Banking & Credit

Consumer Advocates Applaud End of IRS-Provided Service to Refund Anticipation Lenders

Washington, DC – Advocates at the Consumer Federation of America (CFA) and the National Consumer Law Center (NCLC) applauded today’s announcement by the Internal Revenue Service that it will discontinue a service that aided banks in making high cost refund anticipation loans (RALs) to the working poor.  The IRS has been providing a service called the “debt indicator” which helps banks that partner with tax preparers to make loans based on the borrower’s expected tax refund.   The “debt indicator” acts as a form of credit check, telling tax preparers whether a taxpayer’s refund will be paid or will be intercepted for government debts.

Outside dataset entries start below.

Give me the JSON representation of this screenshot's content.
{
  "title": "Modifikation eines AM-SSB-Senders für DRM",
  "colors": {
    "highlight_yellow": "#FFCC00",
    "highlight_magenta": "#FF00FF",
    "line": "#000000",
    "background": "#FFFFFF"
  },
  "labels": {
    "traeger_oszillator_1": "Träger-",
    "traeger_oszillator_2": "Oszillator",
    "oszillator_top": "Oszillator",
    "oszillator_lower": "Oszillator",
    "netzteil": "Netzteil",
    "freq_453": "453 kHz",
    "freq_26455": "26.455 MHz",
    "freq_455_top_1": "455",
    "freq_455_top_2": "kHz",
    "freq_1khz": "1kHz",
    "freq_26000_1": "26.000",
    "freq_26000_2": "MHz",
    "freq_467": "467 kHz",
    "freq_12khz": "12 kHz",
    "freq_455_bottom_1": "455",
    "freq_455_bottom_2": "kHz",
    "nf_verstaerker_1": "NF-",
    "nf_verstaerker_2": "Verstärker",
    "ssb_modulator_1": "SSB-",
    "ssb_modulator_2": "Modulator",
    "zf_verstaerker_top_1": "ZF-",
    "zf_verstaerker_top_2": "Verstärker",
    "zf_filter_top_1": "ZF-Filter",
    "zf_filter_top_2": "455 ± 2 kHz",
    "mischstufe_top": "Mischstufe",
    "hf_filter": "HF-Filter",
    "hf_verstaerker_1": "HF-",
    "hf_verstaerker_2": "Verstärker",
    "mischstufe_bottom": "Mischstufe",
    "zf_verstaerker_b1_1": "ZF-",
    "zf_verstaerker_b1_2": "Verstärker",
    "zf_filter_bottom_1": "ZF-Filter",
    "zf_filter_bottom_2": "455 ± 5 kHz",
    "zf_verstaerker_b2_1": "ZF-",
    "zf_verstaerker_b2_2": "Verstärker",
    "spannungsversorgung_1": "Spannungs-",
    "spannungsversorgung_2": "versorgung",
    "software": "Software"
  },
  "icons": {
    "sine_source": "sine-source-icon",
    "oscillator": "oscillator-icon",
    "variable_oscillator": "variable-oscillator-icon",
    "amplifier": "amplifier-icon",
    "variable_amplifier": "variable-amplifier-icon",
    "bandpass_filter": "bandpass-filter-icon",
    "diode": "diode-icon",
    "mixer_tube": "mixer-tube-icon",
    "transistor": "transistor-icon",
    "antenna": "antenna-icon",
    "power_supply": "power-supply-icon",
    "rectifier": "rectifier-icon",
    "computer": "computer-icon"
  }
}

“We are pleased that IRS has decided to stop aiding and abetting high cost RALs that siphon off hundreds of millions in taxpayers’ hard-earned money and federal benefits meant to lift the working poor out of poverty,” declared Chi Chi Wu, NCLC Staff Attorney.

RALs are one to two week loans made by banks and facilitated by commercial preparers, secured by the taxpayer’s refund.  In 2008, RALs skimmed $738 million from the refunds of 8.4 million American taxpayers.  RALs can be expensive, with some lenders charging fees that translate into Annual Percentage Rates (APRs) of 50% to nearly 500%.  They expose taxpayers to unmanageable debt if a problem with a refund results in the loan being unpaid.

Advocates at NCLC and CFA have been urging the IRS to end the debt indicator since 2005, when they published a report entitled “Corporate Welfare for the RAL Industry: The Debt Indicator, IRS Subsidy, And Tax Fraud.”  Their most recent criticism of the debt indicator was during the IRS Commissioner’s Return Preparer Review Forum in August 2009, in which they again urged the IRS to discontinue the program.

“The federal government should not be sharing taxpayers’ personal information for the profit of banks and tax preparers by operating what is essentially a free credit reporting service for them,” said Jean Ann Fox, director of financial services for Consumer Federation of America.  “We are glad the IRS finally stopped letting tax preparers and banks pry into taxpayers’ records about what they owe the government.”

Another development by the IRS is that it will explore the idea of permitting a portion of tax refunds to go directly to pay for tax preparation.  This idea could help undercut the market for RALs and a related non-loan product, refund anticipation checks.  Some taxpayers use RALs and RACs to avoid paying out-of-pocket for the fees for tax preparation.  By splitting refunds to the tax payer and the tax preparer, one incentive to pay $1 billion for RALs and RACs could be eliminated.

In January of this year, the IRS Commissioner announced another reform backed by the consumer groups – regulation of tax preparers.  In the future, the IRS will require tax preparers to be registered, tested and adhere to a code of ethics.

Finally, consumer advocates called on the IRS and banking regulators to end RALs once and for all.  They called on the IRS to alter its privacy rules to prohibit tax preparers from sharing or using tax return information to sell or arrange financial products, which would stop the sale of high-cost, risky loans and deposit products.